La mythique entreprise, qui fut le socle de l’économie congolaise, est à l’agonie, dépouillée par l’élite du pays. Elle tente difficilement de renaître. Au siècle dernier, l’usine de Shituru en République démocratique du Congo (RDC) produisait du cuivre qui s’exportait dans le monde entier.

Les habitants de la cité industrieuse de Likasi (anciennement Jadotville), à une centaine de kilomètres de Lubumbashi, adoraient celle qui avait fourni de l’emploi, des logements, des écoles, des dispensaires, des routes, des bars et des fêtes.

Perchée sur les hauteurs, l’usine surplombe une ville qui sombre aujourd’hui dans la misère, malgré des sols parmi les plus riches en minerais – cuivre et cobalt principalement – de la planète. Elle a été belge, congolaise, zaïroise, puis à nouveau congolaise. Elle a résisté aux guerres, a subi la nationalisation de Mobutu Sese Seko, renversé en 1997 par la rébellion d’un enfant de la ville, Laurent-Désiré Kabila, dont le fils, Joseph, a pris la succession en 2001.

L’usine a bientôt 88 ans. A l’agonie, elle n’emploie plus grand monde, ne produit que 2 000 tonnes de cuivre par an alors que sa capacité de production est de 135 000 tonnes et semble souffrir d’exister. Likasi se meurt, de même que les hippopotames des environs, menacés par des déchets toxiques déversés par l’usine.

« Trafic d’influence »

Comme la totalité du minerai de l’ex-Katanga, l’usine de Shituru est la propriété de la Gécamines, une société d’Etat héritée du colon belge et nationalisée en 1967, qui fut le socle de l’économie congolaise, puis une formidable « caisse noire » des régimes successifs, comme lâchent habitants et employés désabusés.

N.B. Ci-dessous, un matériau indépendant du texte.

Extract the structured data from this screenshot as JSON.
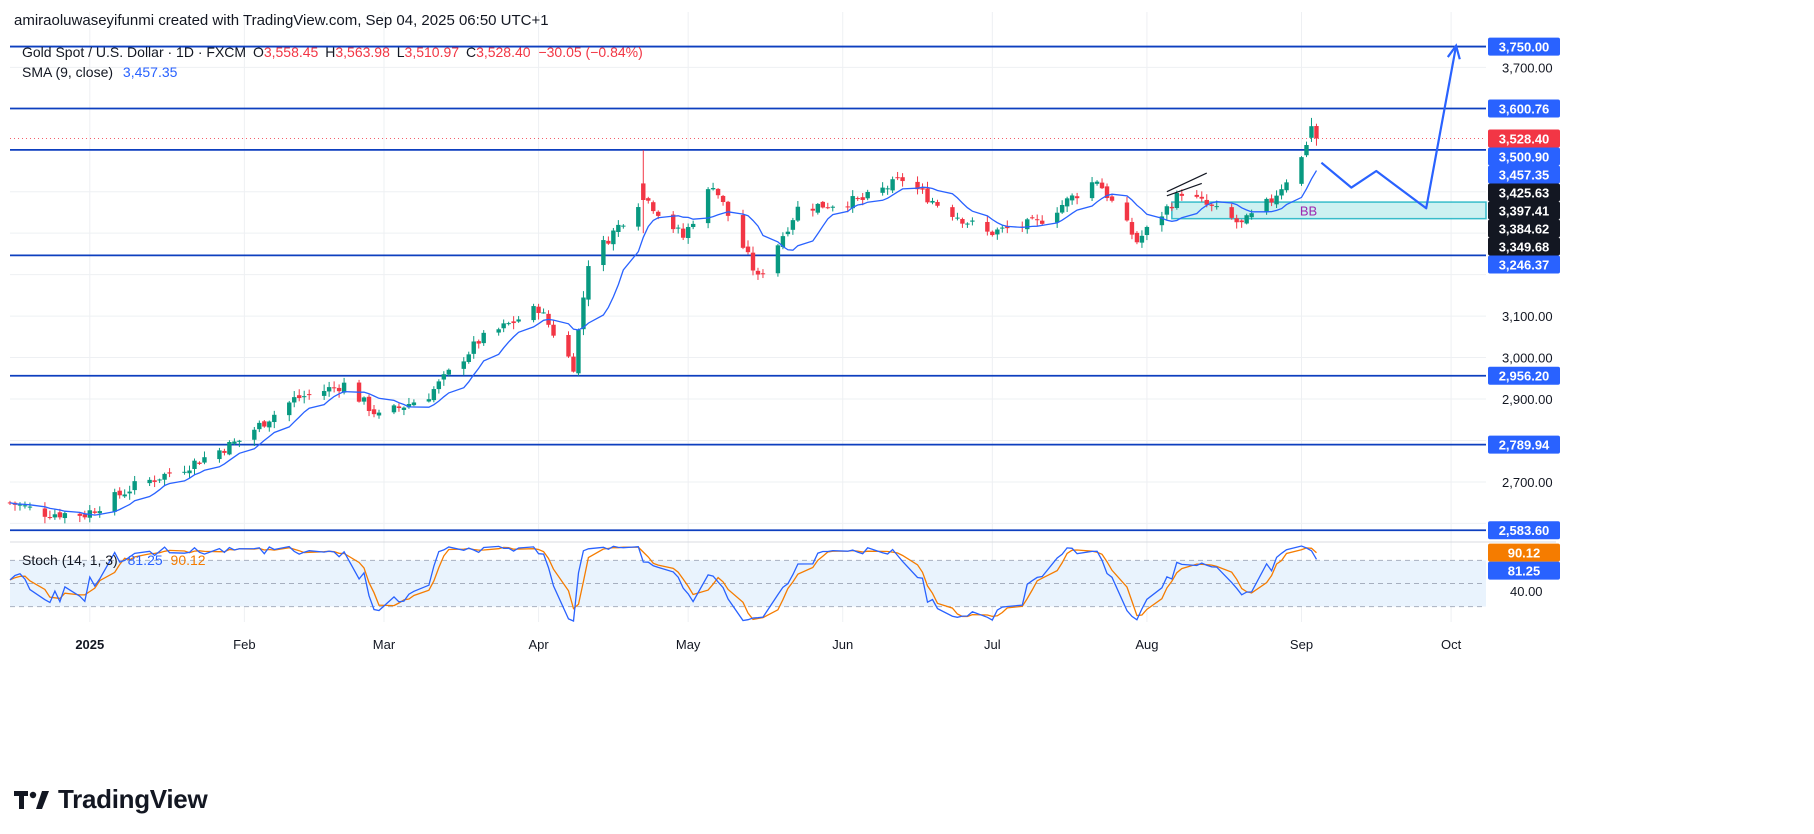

Au fil des dernières décennies, les bénéfices du groupe minier se sont effondrés, sans que cesse la prédation des élites du pays sur ce trésor qu’elles pensaient inépuisable. Les ouvriers, eux, peinent à percevoir leur salaire.

Depuis le nouveau code minier entré en vigueur au lendemain de l’arrivée au pouvoir de Joseph Kabila, le secteur s’est ouvert aux investissements étrangers. Dépecée, la Gécamines s’est contentée de partenariats souvent opaques avec des sociétés peu scrupuleuses. La richesse minière de l’ex-Katanga se concentre désormais entre les mains d’opérateurs américains, chinois, suisses, kazakhs et de leurs filiales offshore. Elle s’évapore dans de complexes circuits financiers qui mènent aux paradis fiscaux.

« Les dirigeants politiques au sommet de l’Etat interviennent dans l’ombre par le jeu du trafic d’influence (…), suivent de près les activités du partenariat et y interfèrent », soulignait dès 2005 un
rapport des parlementaires congolais. « Rien n’a changé. Au contraire, les circuits de corruption se sont sophistiqués, déplore aujourd’hui un député de l’opposition qui avait participé à la rédaction du
rapport. Kabila et ses amis font avec la Gécamines ce que même Mobutu n’a jamais osé faire. »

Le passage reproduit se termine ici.